The complete decision can be found at Commonwealth v. Dooley.
“On June 14, 2009 Detective James Peloquin and Sgt. Luppold, both of the Westford Police, responded to 8 Pollyanna Lane, Westford, on a report of a domestic assault and battery and of illegal firearms possession. The suspect was the defendant; the complainant, his girlfriend. The defendant was not present when Peloquin and Luppold arrived, having been arrested by other officers for the assault and battery and transported to the station.
“The defendant’s parents were present at the home, however, and the officers spoke with them in the living room. They told the parents that they had been informed that the defendant kept three firearms in his room in the basement of the home, and that they had ascertained that he was not licensed.
“The parents told the police that the defendant, age 26, lived in the home and had done so all his life. He did not, the parents said, pay them rent. The basement area in which he lived was unlocked. The defendant’s living quarters could be found on the left as one descended the cellar stairs, while the area on the right was used for storage. The defendant’s area consisted of a bedroom with a bed, couch and TV, with a connected office and walk-in closet, both accessible only through the bedroom. The parents were able to describe the office.

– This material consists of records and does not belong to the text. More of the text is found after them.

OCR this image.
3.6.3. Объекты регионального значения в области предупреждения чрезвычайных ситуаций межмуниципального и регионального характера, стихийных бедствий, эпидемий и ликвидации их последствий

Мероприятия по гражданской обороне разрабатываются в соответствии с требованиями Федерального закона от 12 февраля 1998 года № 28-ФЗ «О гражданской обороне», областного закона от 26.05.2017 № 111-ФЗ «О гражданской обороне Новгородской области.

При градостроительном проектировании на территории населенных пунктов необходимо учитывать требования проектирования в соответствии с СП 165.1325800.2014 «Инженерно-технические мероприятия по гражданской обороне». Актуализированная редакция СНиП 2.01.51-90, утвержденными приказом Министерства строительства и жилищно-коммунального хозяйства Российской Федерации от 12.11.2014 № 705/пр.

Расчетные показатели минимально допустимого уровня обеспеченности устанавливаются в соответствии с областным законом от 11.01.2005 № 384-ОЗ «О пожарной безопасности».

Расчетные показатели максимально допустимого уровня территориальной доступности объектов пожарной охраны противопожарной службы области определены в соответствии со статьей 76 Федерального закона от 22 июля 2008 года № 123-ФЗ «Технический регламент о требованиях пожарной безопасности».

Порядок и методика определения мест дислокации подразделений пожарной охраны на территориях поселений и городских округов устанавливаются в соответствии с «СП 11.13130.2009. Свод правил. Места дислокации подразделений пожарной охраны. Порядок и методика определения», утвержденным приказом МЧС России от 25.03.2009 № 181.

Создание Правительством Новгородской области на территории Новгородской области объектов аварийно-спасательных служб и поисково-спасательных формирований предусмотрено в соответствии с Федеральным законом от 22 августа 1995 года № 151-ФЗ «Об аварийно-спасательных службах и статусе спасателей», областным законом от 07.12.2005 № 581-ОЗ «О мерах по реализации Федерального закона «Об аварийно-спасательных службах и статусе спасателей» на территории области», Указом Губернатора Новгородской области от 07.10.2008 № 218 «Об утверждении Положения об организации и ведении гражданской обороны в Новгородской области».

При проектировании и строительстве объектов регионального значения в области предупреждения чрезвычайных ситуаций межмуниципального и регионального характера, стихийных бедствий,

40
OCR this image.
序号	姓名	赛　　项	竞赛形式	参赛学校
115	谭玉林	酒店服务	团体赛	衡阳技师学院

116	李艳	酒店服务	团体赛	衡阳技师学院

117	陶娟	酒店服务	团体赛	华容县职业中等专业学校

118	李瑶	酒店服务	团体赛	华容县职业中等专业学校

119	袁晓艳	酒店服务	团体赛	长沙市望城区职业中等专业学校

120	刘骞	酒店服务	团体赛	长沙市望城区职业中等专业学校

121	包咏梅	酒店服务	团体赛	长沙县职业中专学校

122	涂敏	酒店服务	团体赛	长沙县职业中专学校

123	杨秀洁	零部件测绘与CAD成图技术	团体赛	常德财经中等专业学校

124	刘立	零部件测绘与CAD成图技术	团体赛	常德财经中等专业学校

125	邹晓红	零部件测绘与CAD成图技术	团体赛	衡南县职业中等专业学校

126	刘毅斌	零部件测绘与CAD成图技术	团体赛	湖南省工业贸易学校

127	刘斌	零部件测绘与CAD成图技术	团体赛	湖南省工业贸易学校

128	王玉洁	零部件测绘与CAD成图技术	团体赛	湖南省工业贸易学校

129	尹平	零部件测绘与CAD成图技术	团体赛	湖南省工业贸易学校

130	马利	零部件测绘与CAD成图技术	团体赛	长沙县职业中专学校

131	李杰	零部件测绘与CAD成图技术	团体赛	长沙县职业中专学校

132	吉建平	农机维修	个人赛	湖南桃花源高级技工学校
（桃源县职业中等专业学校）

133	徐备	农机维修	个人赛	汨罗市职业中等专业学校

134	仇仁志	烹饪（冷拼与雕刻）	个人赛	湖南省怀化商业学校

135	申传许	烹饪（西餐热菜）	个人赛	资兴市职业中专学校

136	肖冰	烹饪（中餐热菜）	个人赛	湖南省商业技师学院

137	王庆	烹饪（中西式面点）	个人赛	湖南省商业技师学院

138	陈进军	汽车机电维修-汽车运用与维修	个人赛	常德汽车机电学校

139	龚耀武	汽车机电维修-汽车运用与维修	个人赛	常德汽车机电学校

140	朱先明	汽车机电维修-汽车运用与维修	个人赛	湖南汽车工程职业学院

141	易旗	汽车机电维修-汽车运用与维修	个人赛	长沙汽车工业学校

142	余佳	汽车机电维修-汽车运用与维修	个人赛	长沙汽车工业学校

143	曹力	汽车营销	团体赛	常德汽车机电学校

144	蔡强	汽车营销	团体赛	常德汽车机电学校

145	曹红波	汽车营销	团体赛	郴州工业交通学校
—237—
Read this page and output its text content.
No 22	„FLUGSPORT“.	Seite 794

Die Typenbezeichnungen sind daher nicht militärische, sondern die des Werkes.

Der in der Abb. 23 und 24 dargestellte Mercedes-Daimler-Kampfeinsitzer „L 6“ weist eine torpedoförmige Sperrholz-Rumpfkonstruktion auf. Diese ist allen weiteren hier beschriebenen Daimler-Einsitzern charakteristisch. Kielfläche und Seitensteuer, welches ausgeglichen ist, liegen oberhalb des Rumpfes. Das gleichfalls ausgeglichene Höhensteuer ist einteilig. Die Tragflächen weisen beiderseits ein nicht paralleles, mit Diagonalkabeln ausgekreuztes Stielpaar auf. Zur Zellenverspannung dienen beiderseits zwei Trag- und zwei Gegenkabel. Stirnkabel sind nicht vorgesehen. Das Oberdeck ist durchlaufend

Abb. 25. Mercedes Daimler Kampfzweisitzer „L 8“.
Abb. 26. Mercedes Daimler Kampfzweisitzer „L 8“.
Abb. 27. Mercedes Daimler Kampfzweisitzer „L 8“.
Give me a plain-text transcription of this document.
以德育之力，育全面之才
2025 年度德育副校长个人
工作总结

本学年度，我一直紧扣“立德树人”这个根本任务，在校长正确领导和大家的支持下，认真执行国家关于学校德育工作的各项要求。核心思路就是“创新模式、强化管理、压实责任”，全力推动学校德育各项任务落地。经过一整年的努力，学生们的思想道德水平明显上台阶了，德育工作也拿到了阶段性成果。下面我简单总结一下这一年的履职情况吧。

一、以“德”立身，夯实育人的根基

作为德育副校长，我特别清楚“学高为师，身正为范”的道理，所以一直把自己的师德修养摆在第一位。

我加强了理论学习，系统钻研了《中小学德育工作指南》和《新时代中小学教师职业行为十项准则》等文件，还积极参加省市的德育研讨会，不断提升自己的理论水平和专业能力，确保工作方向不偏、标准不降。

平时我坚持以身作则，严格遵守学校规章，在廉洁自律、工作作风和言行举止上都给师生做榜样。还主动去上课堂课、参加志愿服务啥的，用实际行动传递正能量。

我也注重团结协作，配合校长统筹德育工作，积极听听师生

They did not describe the circumstances of their having been there, except that Mr. Dooley mentioned that he’d been to the defendant’s area at some point to replace a ceiling damaged by a leaking toilet upstairs.
“The parents said they were willing to allow the police to search the basement living quarters, and that they did not want firearms in the home. One asked whether their son would be in trouble; Peloquin replied, “It depends on what we find.” Undeterred, Mr. Dooley signed, and Mrs. Dooley witnessed, a consent to search form tendered by the officers. This authorized Peloquin and Luppold to search, without a warrant, “RESIDENCE 8 POLLYANNA.”
“Peloquin and Luppold descended the cellar stairs and searched the defendant’s living area. Mr. Dooley came down when the officers had discovered a safe and wanted to know the combination, and one other time while they were still searching. Neither he nor Mrs. Dooley requested at any time that the search terminate.
“Behind a desk in the office, the police found an opaque black garbage bag. Inside it was a Norinco MAK-90 Sporter semi-automatic rifle, which is the subject of Indictment No. 1.
In an article that appeared in Massachusetts Lawyers Weekly, “[t]he defendant’s lawyer, Robert W. Normandin, said his client had lived in the home his entire life and was the only member of his family who controlled the area where the search occurred.
“Unlike some of the cases cited by the judge, the Lowell attorney said that in this instance there was no reason for either parent to have access to their son’s living area.
“This was a warrantless search of a room he had lived in for 25 years, and the police made no inquiry at all as to whether [the parents] had permission to come in to the room or whether they ever had any reason to go down there,” he said. “If you don’t have an expectation of privacy in your personal bedroom that you’ve resided in your entire life, then I don’t know where you would ever have an expectation of privacy.”
Also quoted in Mass Lawyers Weekly was Jennifer H. O’Brien of Billerica, who recently argued a consent case before the Appeals Court involving a 19-year-old defendant. Ms O’Brien said judicial decisions often turn on how much access others in the home have to the area being searched.
“Unfortunately, a lot of the case law says that if there is no lock on the door, then there is not an expectation of privacy,” she said. “There is nothing in the law that I am aware of which treats consent cases involving adult children any differently than cases with minors.”
In this case, the judge decided for the Commonwealth, writing: “the defendant’s parents were “mature family members” living in the house, which they evidently owned. They had presumptive authority to consent to a search of any part of it, including that occupied by the defendant. The presumption was not overcome by evidence of a contrary agreement, an objection by the defendant, a lock on the door, or any other indication that the parties understood that the parents’ authority over the home stopped at the curtain separating the defendants’ quarters from the rest.8 The search was therefore valid, both under the Fourth Amendment to the United States Constitution and under Article Fourteen.”